There are two provisions, however, that he has vowed to keep due to their broad popularity: no exclusion of pre-existing conditions and coverage up to age 26 on a parent’s health plan. There is a third provision that we must urge Mr. Trump and our legislators to retain ― the one that covers preventive services and one wellness visit (“physical”) per year with no out-of-pocket costs to patients (no co-pay or deductible charge).
Prevention in health care is the idea that for some diseases (such as breast cancer or HIV) we may be able to prevent devastating illness or death by detecting them early enough to offer the most effective treatment. For other diseases (such as colon cancer or influenza), “prevention” is a test or a vaccine which may be able to avoid the disease altogether. Under the ACA at least 30 different preventive services including laboratory and imaging tests, vaccines, medications and even a genetic test must be covered for appropriate patients at no additional cost. Furthermore, this list of covered benefits is not static, but is structured to evolve as tests or interventions are found to be sufficiently supported by scientific research.
It is estimated that an astounding 40 percent of our now $3 trillion yearly expenditure in health care (the most expensive in the world) is due to preventable illness related to diet, lack of exercise, smoking and excessive alcohol. This massive price tag is only one of many costs which snowball once you consider the opportunity costs of lost wages, family and care-taker resources, not to mention the personal suffering involved. As a primary care physician in one the nation’s largest Community Health Centers, I witness daily the ravages of illnesses that could have been prevented with engagement of people earlier on in wellness and awareness of their own role in avoiding disease.

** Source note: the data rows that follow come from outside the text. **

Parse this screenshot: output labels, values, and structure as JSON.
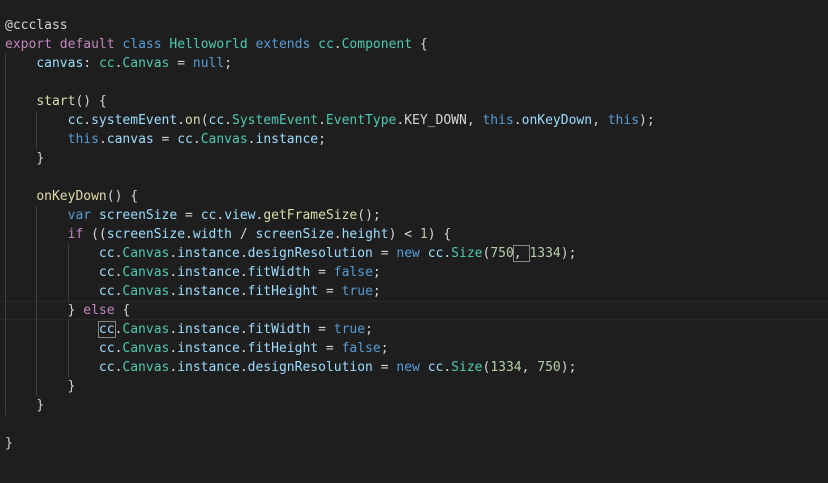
{
  "colors": {
    "background": "#1e1e1e",
    "keyword": "#569cd6",
    "control": "#c586c0",
    "type": "#4ec9b0",
    "function": "#dcdcaa",
    "variable": "#9cdcfe",
    "number": "#b5cea8",
    "text": "#d4d4d4"
  },
  "editor": {
    "cursor": {
      "line": 15,
      "after_token": 7
    },
    "bracket_match": [
      {
        "line": 12,
        "token": 15
      },
      {
        "line": 16,
        "token": 0
      }
    ],
    "lines": [
      {
        "indent": 0,
        "tokens": [
          {
            "t": "@ccclass",
            "c": "text"
          }
        ]
      },
      {
        "indent": 0,
        "tokens": [
          {
            "t": "export",
            "c": "control"
          },
          {
            "t": " ",
            "c": "text"
          },
          {
            "t": "default",
            "c": "control"
          },
          {
            "t": " ",
            "c": "text"
          },
          {
            "t": "class",
            "c": "keyword"
          },
          {
            "t": " ",
            "c": "text"
          },
          {
            "t": "Helloworld",
            "c": "type"
          },
          {
            "t": " ",
            "c": "text"
          },
          {
            "t": "extends",
            "c": "keyword"
          },
          {
            "t": " ",
            "c": "text"
          },
          {
            "t": "cc",
            "c": "type"
          },
          {
            "t": ".",
            "c": "text"
          },
          {
            "t": "Component",
            "c": "type"
          },
          {
            "t": " {",
            "c": "text"
          }
        ]
      },
      {
        "indent": 1,
        "tokens": [
          {
            "t": "canvas",
            "c": "variable"
          },
          {
            "t": ": ",
            "c": "text"
          },
          {
            "t": "cc",
            "c": "type"
          },
          {
            "t": ".",
            "c": "text"
          },
          {
            "t": "Canvas",
            "c": "type"
          },
          {
            "t": " = ",
            "c": "text"
          },
          {
            "t": "null",
            "c": "keyword"
          },
          {
            "t": ";",
            "c": "text"
          }
        ]
      },
      {
        "indent": 1,
        "tokens": []
      },
      {
        "indent": 1,
        "tokens": [
          {
            "t": "start",
            "c": "function"
          },
          {
            "t": "() {",
            "c": "text"
          }
        ]
      },
      {
        "indent": 2,
        "tokens": [
          {
            "t": "cc",
            "c": "variable"
          },
          {
            "t": ".",
            "c": "text"
          },
          {
            "t": "systemEvent",
            "c": "variable"
          },
          {
            "t": ".",
            "c": "text"
          },
          {
            "t": "on",
            "c": "function"
          },
          {
            "t": "(",
            "c": "text"
          },
          {
            "t": "cc",
            "c": "variable"
          },
          {
            "t": ".",
            "c": "text"
          },
          {
            "t": "SystemEvent",
            "c": "type"
          },
          {
            "t": ".",
            "c": "text"
          },
          {
            "t": "EventType",
            "c": "type"
          },
          {
            "t": ".",
            "c": "text"
          },
          {
            "t": "KEY_DOWN",
            "c": "text"
          },
          {
            "t": ", ",
            "c": "text"
          },
          {
            "t": "this",
            "c": "keyword"
          },
          {
            "t": ".",
            "c": "text"
          },
          {
            "t": "onKeyDown",
            "c": "variable"
          },
          {
            "t": ", ",
            "c": "text"
          },
          {
            "t": "this",
            "c": "keyword"
          },
          {
            "t": ");",
            "c": "text"
          }
        ]
      },
      {
        "indent": 2,
        "tokens": [
          {
            "t": "this",
            "c": "keyword"
          },
          {
            "t": ".",
            "c": "text"
          },
          {
            "t": "canvas",
            "c": "variable"
          },
          {
            "t": " = ",
            "c": "text"
          },
          {
            "t": "cc",
            "c": "variable"
          },
          {
            "t": ".",
            "c": "text"
          },
          {
            "t": "Canvas",
            "c": "type"
          },
          {
            "t": ".",
            "c": "text"
          },
          {
            "t": "instance",
            "c": "variable"
          },
          {
            "t": ";",
            "c": "text"
          }
        ]
      },
      {
        "indent": 1,
        "tokens": [
          {
            "t": "}",
            "c": "text"
          }
        ]
      },
      {
        "indent": 1,
        "tokens": []
      },
      {
        "indent": 1,
        "tokens": [
          {
            "t": "onKeyDown",
            "c": "function"
          },
          {
            "t": "() {",
            "c": "text"
          }
        ]
      },
      {
        "indent": 2,
        "tokens": [
          {
            "t": "var",
            "c": "keyword"
          },
          {
            "t": " ",
            "c": "text"
          },
          {
            "t": "screenSize",
            "c": "variable"
          },
          {
            "t": " = ",
            "c": "text"
          },
          {
            "t": "cc",
            "c": "variable"
          },
          {
            "t": ".",
            "c": "text"
          },
          {
            "t": "view",
            "c": "variable"
          },
          {
            "t": ".",
            "c": "text"
          },
          {
            "t": "getFrameSize",
            "c": "function"
          },
          {
            "t": "();",
            "c": "text"
          }
        ]
      },
      {
        "indent": 2,
        "tokens": [
          {
            "t": "if",
            "c": "control"
          },
          {
            "t": " ((",
            "c": "text"
          },
          {
            "t": "screenSize",
            "c": "variable"
          },
          {
            "t": ".",
            "c": "text"
          },
          {
            "t": "width",
            "c": "variable"
          },
          {
            "t": " / ",
            "c": "text"
          },
          {
            "t": "screenSize",
            "c": "variable"
          },
          {
            "t": ".",
            "c": "text"
          },
          {
            "t": "height",
            "c": "variable"
          },
          {
            "t": ") < ",
            "c": "text"
          },
          {
            "t": "1",
            "c": "number"
          },
          {
            "t": ") ",
            "c": "text"
          },
          {
            "t": "{",
            "c": "text"
          }
        ]
      },
      {
        "indent": 3,
        "tokens": [
          {
            "t": "cc",
            "c": "variable"
          },
          {
            "t": ".",
            "c": "text"
          },
          {
            "t": "Canvas",
            "c": "type"
          },
          {
            "t": ".",
            "c": "text"
          },
          {
            "t": "instance",
            "c": "variable"
          },
          {
            "t": ".",
            "c": "text"
          },
          {
            "t": "designResolution",
            "c": "variable"
          },
          {
            "t": " = ",
            "c": "text"
          },
          {
            "t": "new",
            "c": "keyword"
          },
          {
            "t": " ",
            "c": "text"
          },
          {
            "t": "cc",
            "c": "variable"
          },
          {
            "t": ".",
            "c": "text"
          },
          {
            "t": "Size",
            "c": "type"
          },
          {
            "t": "(",
            "c": "text"
          },
          {
            "t": "750",
            "c": "number"
          },
          {
            "t": ", ",
            "c": "text"
          },
          {
            "t": "1334",
            "c": "number"
          },
          {
            "t": ");",
            "c": "text"
          }
        ]
      },
      {
        "indent": 3,
        "tokens": [
          {
            "t": "cc",
            "c": "variable"
          },
          {
            "t": ".",
            "c": "text"
          },
          {
            "t": "Canvas",
            "c": "type"
          },
          {
            "t": ".",
            "c": "text"
          },
          {
            "t": "instance",
            "c": "variable"
          },
          {
            "t": ".",
            "c": "text"
          },
          {
            "t": "fitWidth",
            "c": "variable"
          },
          {
            "t": " = ",
            "c": "text"
          },
          {
            "t": "false",
            "c": "keyword"
          },
          {
            "t": ";",
            "c": "text"
          }
        ]
      },
      {
        "indent": 3,
        "tokens": [
          {
            "t": "cc",
            "c": "variable"
          },
          {
            "t": ".",
            "c": "text"
          },
          {
            "t": "Canvas",
            "c": "type"
          },
          {
            "t": ".",
            "c": "text"
          },
          {
            "t": "instance",
            "c": "variable"
          },
          {
            "t": ".",
            "c": "text"
          },
          {
            "t": "fitHeight",
            "c": "variable"
          },
          {
            "t": " = ",
            "c": "text"
          },
          {
            "t": "true",
            "c": "keyword"
          },
          {
            "t": ";",
            "c": "text"
          }
        ]
      },
      {
        "indent": 2,
        "tokens": [
          {
            "t": "}",
            "c": "text"
          },
          {
            "t": " ",
            "c": "text"
          },
          {
            "t": "else",
            "c": "control"
          },
          {
            "t": " {",
            "c": "text"
          }
        ]
      },
      {
        "indent": 3,
        "tokens": [
          {
            "t": "cc",
            "c": "variable"
          },
          {
            "t": ".",
            "c": "text"
          },
          {
            "t": "Canvas",
            "c": "type"
          },
          {
            "t": ".",
            "c": "text"
          },
          {
            "t": "instance",
            "c": "variable"
          },
          {
            "t": ".",
            "c": "text"
          },
          {
            "t": "fitWidth",
            "c": "variable"
          },
          {
            "t": " = ",
            "c": "text"
          },
          {
            "t": "true",
            "c": "keyword"
          },
          {
            "t": ";",
            "c": "text"
          }
        ]
      },
      {
        "indent": 3,
        "tokens": [
          {
            "t": "cc",
            "c": "variable"
          },
          {
            "t": ".",
            "c": "text"
          },
          {
            "t": "Canvas",
            "c": "type"
          },
          {
            "t": ".",
            "c": "text"
          },
          {
            "t": "instance",
            "c": "variable"
          },
          {
            "t": ".",
            "c": "text"
          },
          {
            "t": "fitHeight",
            "c": "variable"
          },
          {
            "t": " = ",
            "c": "text"
          },
          {
            "t": "false",
            "c": "keyword"
          },
          {
            "t": ";",
            "c": "text"
          }
        ]
      },
      {
        "indent": 3,
        "tokens": [
          {
            "t": "cc",
            "c": "variable"
          },
          {
            "t": ".",
            "c": "text"
          },
          {
            "t": "Canvas",
            "c": "type"
          },
          {
            "t": ".",
            "c": "text"
          },
          {
            "t": "instance",
            "c": "variable"
          },
          {
            "t": ".",
            "c": "text"
          },
          {
            "t": "designResolution",
            "c": "variable"
          },
          {
            "t": " = ",
            "c": "text"
          },
          {
            "t": "new",
            "c": "keyword"
          },
          {
            "t": " ",
            "c": "text"
          },
          {
            "t": "cc",
            "c": "variable"
          },
          {
            "t": ".",
            "c": "text"
          },
          {
            "t": "Size",
            "c": "type"
          },
          {
            "t": "(",
            "c": "text"
          },
          {
            "t": "1334",
            "c": "number"
          },
          {
            "t": ", ",
            "c": "text"
          },
          {
            "t": "750",
            "c": "number"
          },
          {
            "t": ");",
            "c": "text"
          }
        ]
      },
      {
        "indent": 2,
        "tokens": [
          {
            "t": "}",
            "c": "text"
          }
        ]
      },
      {
        "indent": 1,
        "tokens": [
          {
            "t": "}",
            "c": "text"
          }
        ]
      },
      {
        "indent": 0,
        "tokens": []
      },
      {
        "indent": 0,
        "tokens": [
          {
            "t": "}",
            "c": "text"
          }
        ]
      }
    ]
  }
}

A 2013 Kaiser Family Foundation Survey found that up to 50 percent of adults had put off a recommended preventive service within the previous year due to a concern about cost. This despite the fact that many of them likely did have more access and coverage for that service – under the ACA ― than they were aware. It takes time to re-educate a nation of people who have previously been flummoxed by the vagaries of piecemeal coverage. You don’t need wait to seek care only when you have a concerning symptom; you now have a right (and even a duty) to seek expert advice on how to remain healthy.
Some may complicate this simple message by criticizing the agencies that summarize the scientific evidence that helps to determine which tests will be covered, but those criteria are transparent and based on research conducted generally over many years with diverse populations. Others may say that we still don’t have all the answers about which preventive measures are most effective, but as with any field of medicine, knowledge builds on experience and more data.
There is now a building effort in American health care to engage us all in wellness and disease prevention. The preventive health provision of the Affordable Care Act enables, through complete coverage of these services, a counterbalance to catastrophic care. Now in what appears to be the 11th hour of the ACA, even if you took issue with the partisan way in which the healthcare legislation was passed, you should stand up for the provisions that will save lives and prevent suffering. We must work to preserve access to these services as they may well, in turn, preserve us.